China has coronavirus, but Indiana has the flu
International attention has been focused heavily on the deadly outbreak of a new coronavirus in Wuhan, China. The dangerous disease, with respiratory symptoms similar to that of the flu, is still running rampant with China's health ministry reporting that more than 42,000 people have been infected. More than 1,000 have died.
There doesn't seem to be an end in sight.
What is a coronavirus? According the World Health Organization, it is part of a large family of viruses that cause illness ranging from the common cold to more severe diseases such as Middle East Respiratory Syndrome, commonly known as MERS, and Severe Acute Respiratory Syndrome, known as SARS. The new virus in China is called a novel coronavirus, meaning that it had previously been unidentified in humans.
Fortunately for Americans, the number of cases in the U.S. are few, with most infected people having been in China recently or in contact with others who had been there. Health officials are working to keep the virus contained.
While the outbreak in China is concerning and the virus has been declared a global health emergency by the WHO, people in the Wabash Valley are unlikely to be affected by it. The immediate threat in America's midsection is the flu, which is raging through the local population.
As February began, the Indiana State Department of Health was reporting the prevalence of influenza-like illnesses to be high and widespread.

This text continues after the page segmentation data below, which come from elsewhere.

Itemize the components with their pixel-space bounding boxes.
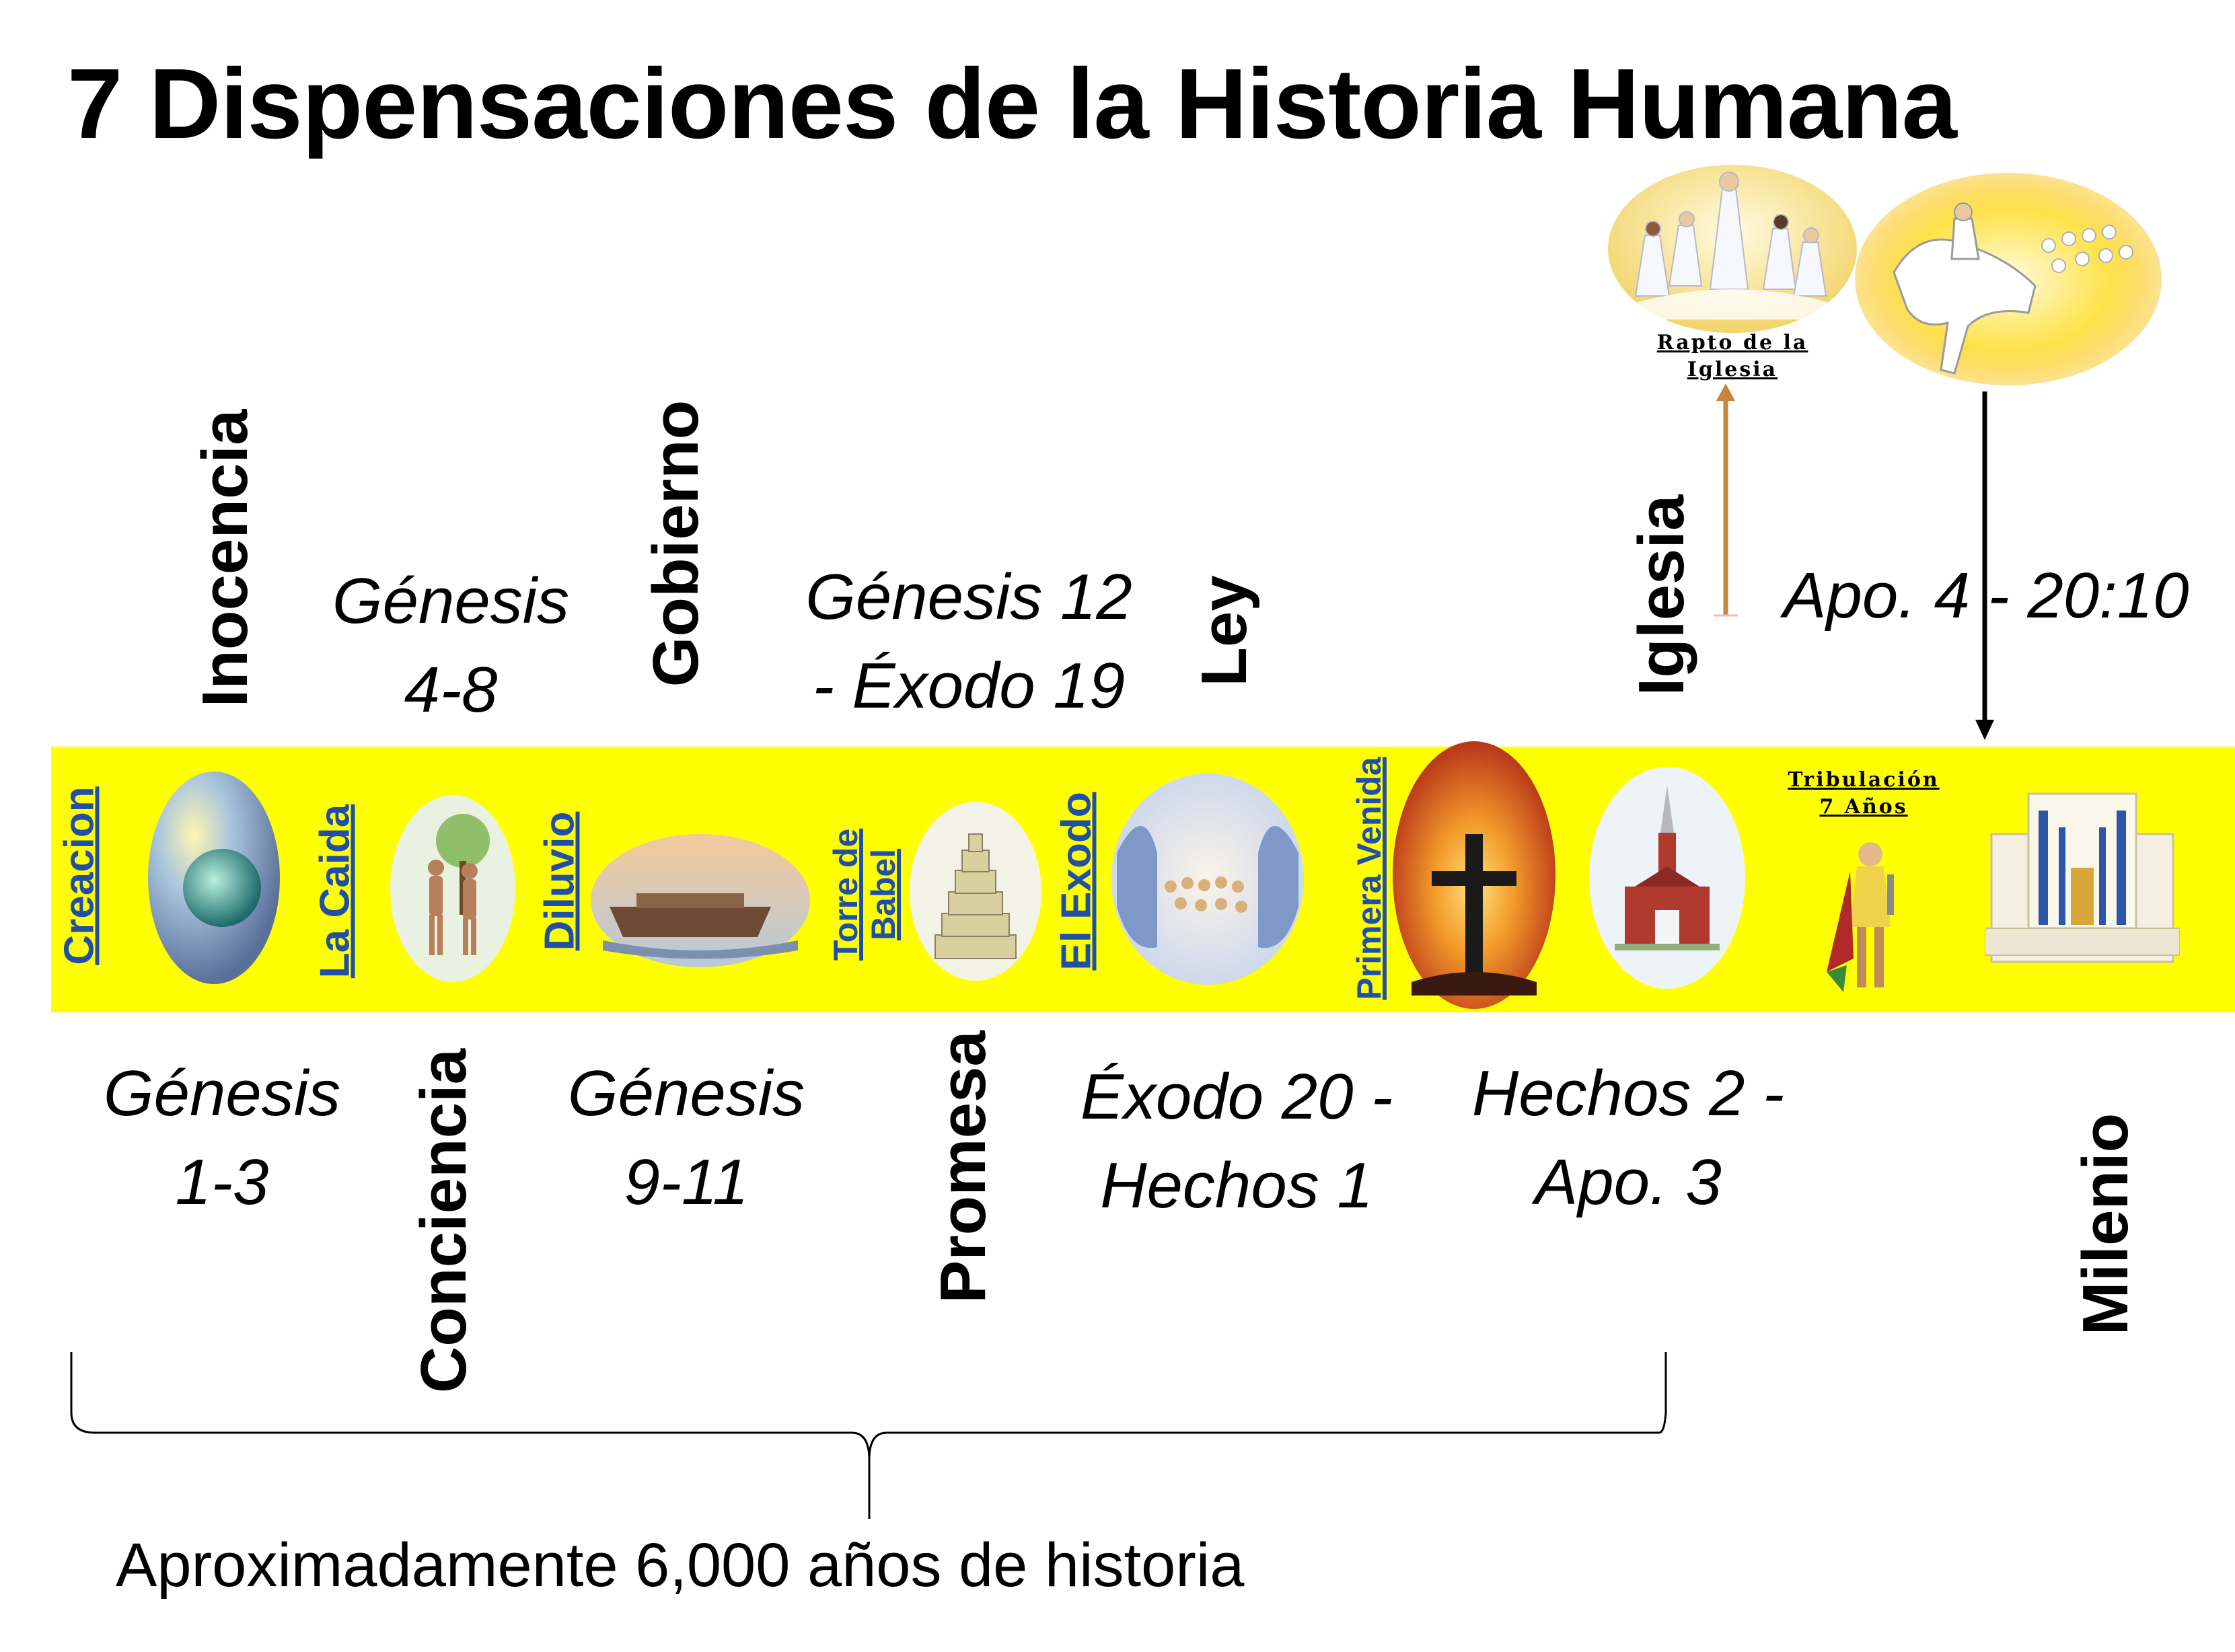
tower-icon [910,802,1041,981]
exodus-icon [1111,774,1304,985]
event-el-exodo: El Exodo [1053,792,1100,971]
event-diluvio: Diluvio [536,811,583,951]
ref-genesis-1-3: Génesis 1-3 [103,1057,341,1218]
dispensation-ley: Ley [1188,575,1260,687]
cross-icon [1393,741,1555,1009]
history-brace [70,1352,1667,1519]
ref-hechos-2-apo-3: Hechos 2 - Apo. 3 [1471,1057,1785,1218]
temple-icon [1985,792,2180,963]
event-creacion: Creacion [56,786,103,965]
dispensation-iglesia: Iglesia [1625,494,1697,696]
ref-genesis-4-8: Génesis 4-8 [332,565,570,726]
dispensation-conciencia: Conciencia [408,1048,480,1394]
footer-caption: Aproximadamente 6,000 años de historia [116,1531,1245,1600]
event-la-caida: La Caida [312,804,359,979]
rapture-arrow [1714,383,1738,617]
dispensation-inocencia: Inocencia [189,409,261,708]
second-coming-arrow [1975,391,1994,740]
warrior-icon [1827,842,1894,992]
rider-icon [1855,173,2162,385]
event-torre-de-babel: Torre de Babel [827,828,902,961]
rapture-caption: Rapto de la Iglesia [1656,331,1808,381]
ark-icon [591,834,810,967]
ref-genesis-12-exodo-19: Génesis 12 - Éxodo 19 [805,561,1132,722]
rapture-icon [1608,165,1857,333]
ref-exodo-20-hechos-1: Éxodo 20 - Hechos 1 [1080,1061,1393,1222]
adam-eve-icon [390,795,515,982]
dispensation-milenio: Milenio [2069,1113,2141,1336]
page-title: 7 Dispensaciones de la Historia Humana [67,48,1957,159]
dispensation-gobierno: Gobierno [640,400,712,687]
globe-icon [148,772,280,984]
event-primera-venida: Primera Venida [1350,757,1388,1000]
ref-genesis-9-11: Génesis 9-11 [567,1057,805,1218]
church-icon [1589,767,1745,989]
dispensation-promesa: Promesa [927,1030,999,1304]
event-tribulacion: Tribulación 7 Años [1788,768,1940,819]
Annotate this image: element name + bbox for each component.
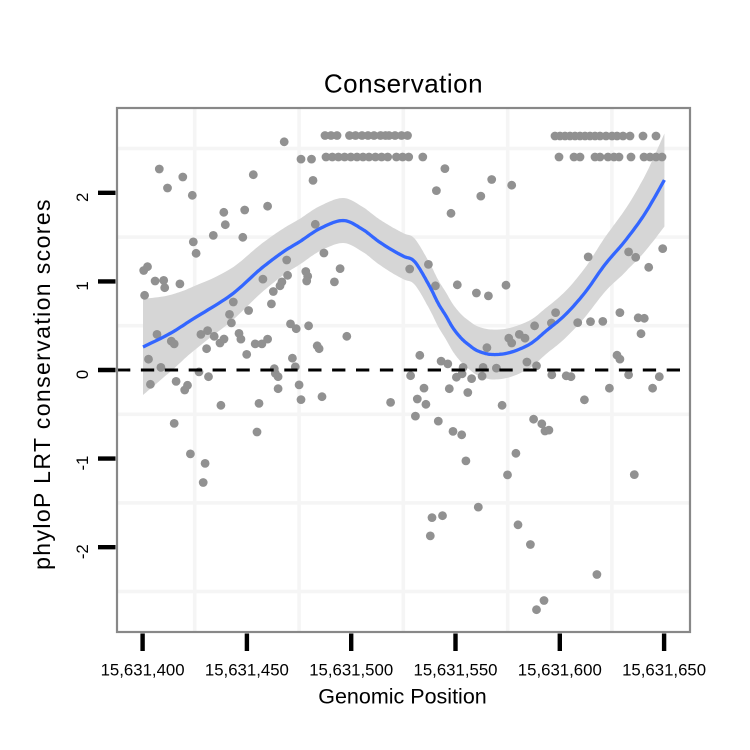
svg-text:Genomic Position: Genomic Position: [318, 685, 487, 709]
svg-text:15,631,650: 15,631,650: [622, 661, 706, 680]
svg-text:Conservation: Conservation: [324, 69, 483, 99]
svg-text:phyloP LRT conservation scores: phyloP LRT conservation scores: [29, 198, 55, 570]
svg-text:15,631,550: 15,631,550: [414, 661, 498, 680]
svg-text:-2: -2: [73, 544, 92, 559]
svg-text:15,631,450: 15,631,450: [205, 661, 289, 680]
svg-text:0: 0: [73, 370, 92, 379]
svg-text:2: 2: [73, 193, 92, 202]
svg-text:1: 1: [73, 281, 92, 290]
svg-text:15,631,500: 15,631,500: [309, 661, 393, 680]
svg-text:15,631,600: 15,631,600: [518, 661, 602, 680]
svg-text:15,631,400: 15,631,400: [101, 661, 185, 680]
svg-text:-1: -1: [73, 456, 92, 471]
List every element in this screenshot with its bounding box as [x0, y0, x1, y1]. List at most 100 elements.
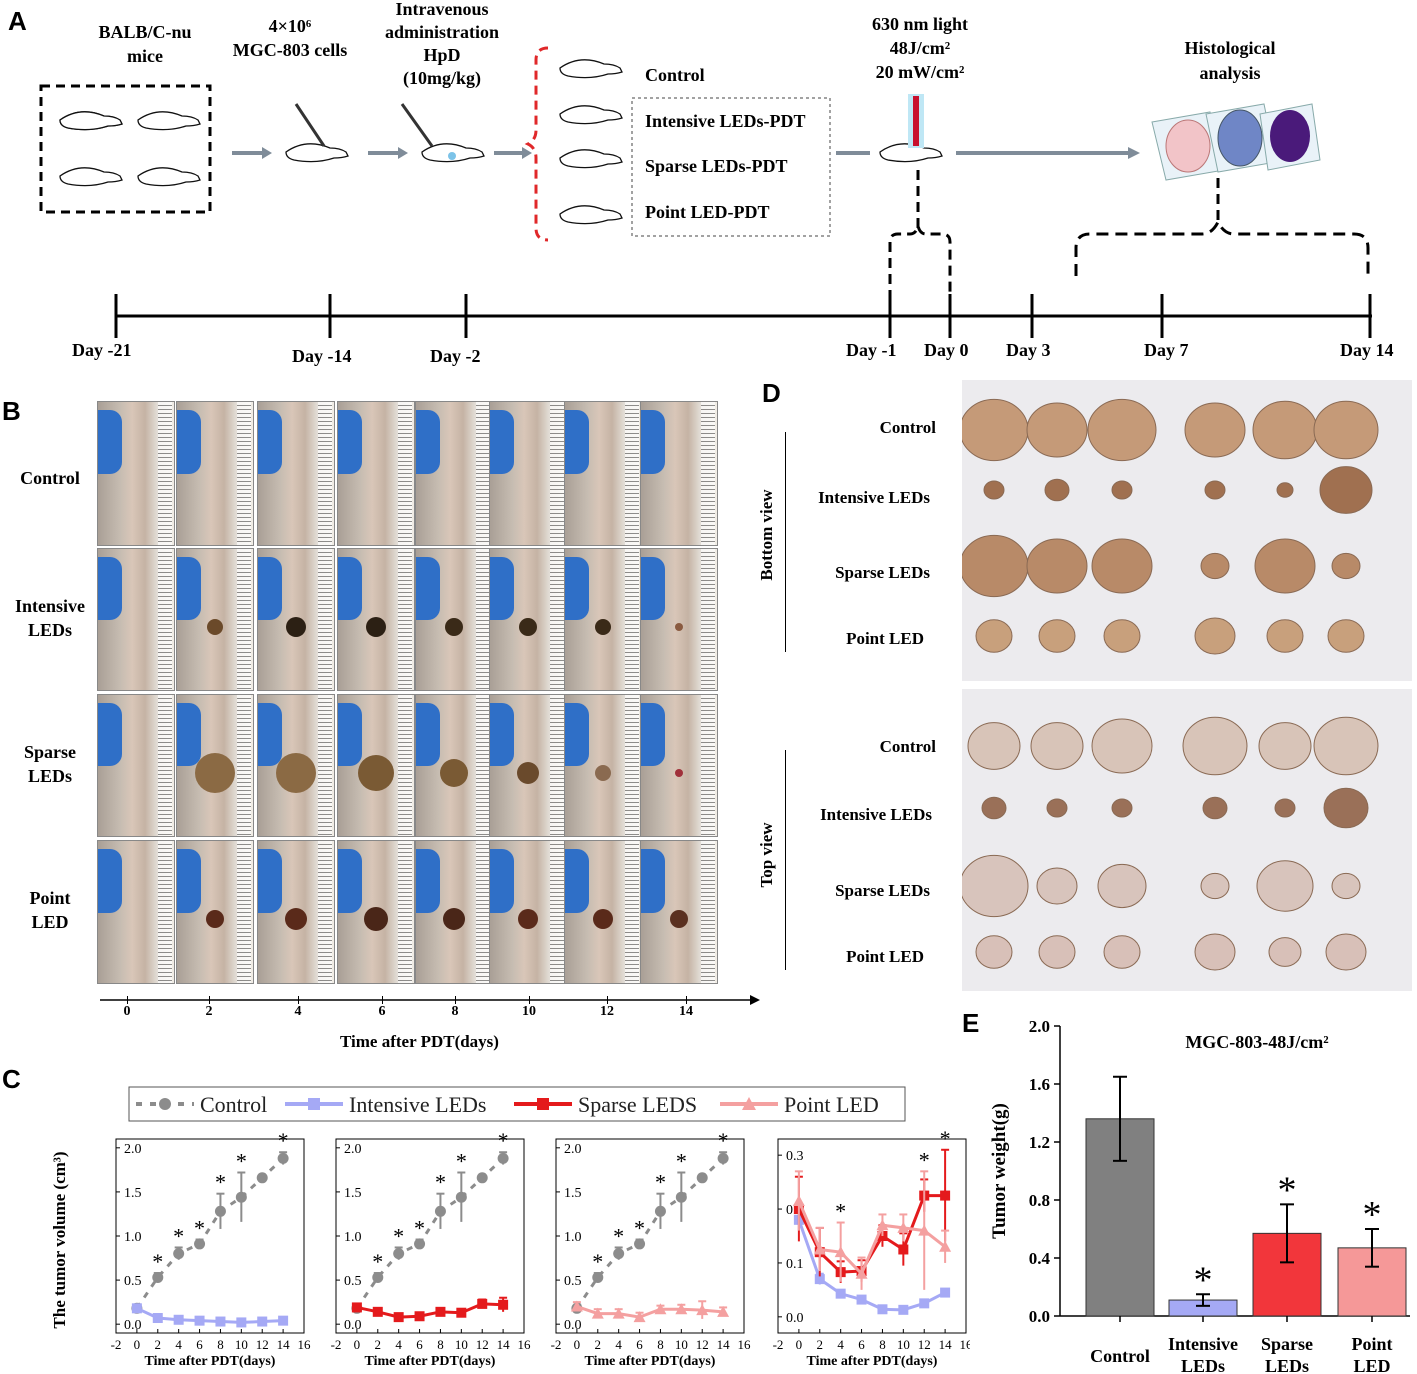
panel-a-schematic: [39, 46, 1372, 338]
x-tick-label: 0: [796, 1337, 803, 1352]
data-point: [476, 1172, 488, 1184]
data-point: [477, 1298, 488, 1309]
tumor-sample: [1268, 937, 1302, 967]
timeline-day-7: Day 7: [1144, 340, 1189, 360]
x-axis-label: Time after PDT(days): [365, 1354, 496, 1369]
y-tick-label: 1.5: [564, 1186, 582, 1201]
legend-marker: [159, 1098, 171, 1110]
data-point: [277, 1152, 289, 1164]
y-tick-label: 1.5: [344, 1186, 362, 1201]
row-label-sparse: Sparse LEDs: [23, 742, 76, 786]
tumor-sample: [962, 398, 1029, 462]
panel-b-tick-label: 0: [123, 1004, 131, 1019]
timeline-day-0: Day 0: [924, 340, 969, 360]
mouse-photo: [97, 840, 175, 984]
tumor-sample: [975, 619, 1013, 653]
y-axis-label: Tumor weight(g): [989, 1103, 1010, 1239]
mouse-photo: [337, 840, 415, 984]
x-tick-label: 14: [277, 1337, 291, 1352]
data-point: [855, 1267, 868, 1279]
top-view-divider: [785, 750, 786, 970]
x-tick-label: 8: [437, 1337, 444, 1352]
tumor-sample: [1327, 619, 1365, 653]
data-point: [372, 1306, 383, 1317]
x-tick-label: 10: [455, 1337, 468, 1352]
bottom-view-label: Bottom view: [757, 489, 776, 581]
x-tick-label: 12: [918, 1337, 931, 1352]
y-tick-label: 1.0: [124, 1230, 142, 1245]
group-brace: [524, 46, 549, 242]
significance-star: *: [1194, 1259, 1213, 1301]
data-point: [918, 1224, 931, 1236]
tumor-sample: [962, 534, 1029, 598]
mouse-photo: [97, 694, 175, 837]
tumor-sample: [981, 796, 1007, 820]
mouse-photo: [415, 694, 493, 837]
plot-frame: [777, 1138, 967, 1334]
data-point: [939, 1240, 952, 1252]
x-tick-label: 4: [175, 1337, 182, 1352]
y-tick-label: 0.0: [564, 1318, 582, 1333]
chart-legend: Control Intensive LEDs Sparse LEDS Point LE…: [128, 1086, 906, 1122]
x-tick-label: 4: [837, 1337, 844, 1352]
c-ylabel: The tumor volume (cm³): [50, 1151, 69, 1329]
mouse-photo: [564, 694, 642, 837]
panel-b-tick-label: 6: [378, 1004, 386, 1019]
tumor-weight-chart: 0.0 0.4 0.8 1.2 1.6 2.0 Tumor weight(g) MGC-803…: [989, 1017, 1410, 1374]
data-point: [256, 1172, 268, 1184]
data-point: [393, 1312, 404, 1323]
mouse-icon: [559, 205, 623, 225]
tumor-sample: [1258, 722, 1312, 770]
x-tick-label: 8: [879, 1337, 886, 1352]
tumor-sample: [1194, 617, 1236, 655]
data-point: [194, 1238, 206, 1250]
tumor-sample: [1313, 400, 1379, 460]
x-tick-label: 6: [416, 1337, 423, 1352]
data-point: [455, 1191, 467, 1203]
tumor-sample: [1274, 798, 1296, 818]
data-point: [940, 1287, 951, 1298]
row-label-point: Point LED: [29, 888, 71, 932]
y-tick-label: 0.3: [786, 1149, 804, 1164]
tumor-sample: [1331, 552, 1361, 580]
volume-chart-2: 0.0 0.5 1.0 1.5 2.0 -2 0 2 4 6 8 10 12 14 16 Time after…: [551, 1128, 751, 1369]
mouse-photo: [489, 840, 567, 984]
tumor-sample: [1200, 872, 1230, 900]
mouse-photo: [337, 548, 415, 691]
tumor-sample: [1026, 538, 1088, 594]
significance-star: *: [435, 1170, 446, 1195]
histo-label: Histological analysis: [1184, 38, 1276, 83]
data-point: [835, 1288, 846, 1299]
x-tick-label: 16: [298, 1337, 312, 1352]
data-point: [235, 1191, 247, 1203]
x-axis-label: Time after PDT(days): [807, 1354, 938, 1369]
row-label-control: Control: [20, 468, 80, 488]
treatment-bracket: [888, 225, 952, 300]
x-tick-label: 6: [858, 1337, 865, 1352]
data-point: [592, 1271, 604, 1283]
legend-label: Control: [200, 1092, 267, 1117]
x-tick-label: 12: [256, 1337, 269, 1352]
data-point: [131, 1303, 142, 1314]
data-point: [919, 1298, 930, 1309]
data-point: [613, 1248, 625, 1260]
significance-star: *: [919, 1147, 930, 1172]
data-point: [152, 1313, 163, 1324]
tumor-sample: [1091, 538, 1153, 594]
mouse-photo: [640, 840, 718, 984]
x-tick-label: -2: [551, 1337, 562, 1352]
series-line: [797, 1200, 947, 1277]
significance-star: *: [718, 1128, 729, 1153]
data-point: [876, 1219, 889, 1231]
mouse-photo: [640, 694, 718, 837]
data-point: [940, 1190, 951, 1201]
mouse-photo: [640, 548, 718, 691]
group-sparse: Sparse LEDs-PDT: [645, 156, 788, 176]
d-bottom-intensive: Intensive LEDs: [818, 488, 930, 507]
panel-label-e: E: [962, 1008, 980, 1038]
x-tick-label: 14: [497, 1337, 511, 1352]
y-tick-label: 0.5: [344, 1274, 362, 1289]
tumor-sample: [1026, 402, 1088, 458]
analysis-bracket: [1074, 218, 1370, 276]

At the end of January, 50 deaths had been listed as flu-related. That number had certainly risen since then.
Even as winter winds down and spring approaches, health officials say it's wise to remain vigilant. If you haven't had a flu shot, you can still get one. Otherwise, the standard precautions apply — wash your hands regularly, cover your mouth and nose when coughing and sneezing, thoroughly cook meat and eggs. If possible, avoid contact with anyone showing symptoms of respiratory illness.
If you have flu-like symptoms — fever/chills, coughing, headache, body aches, fatigue — it would be best to see a doctor. And stay home if you can. Flu is not something you should want to share. Those around you will appreciate your consideration.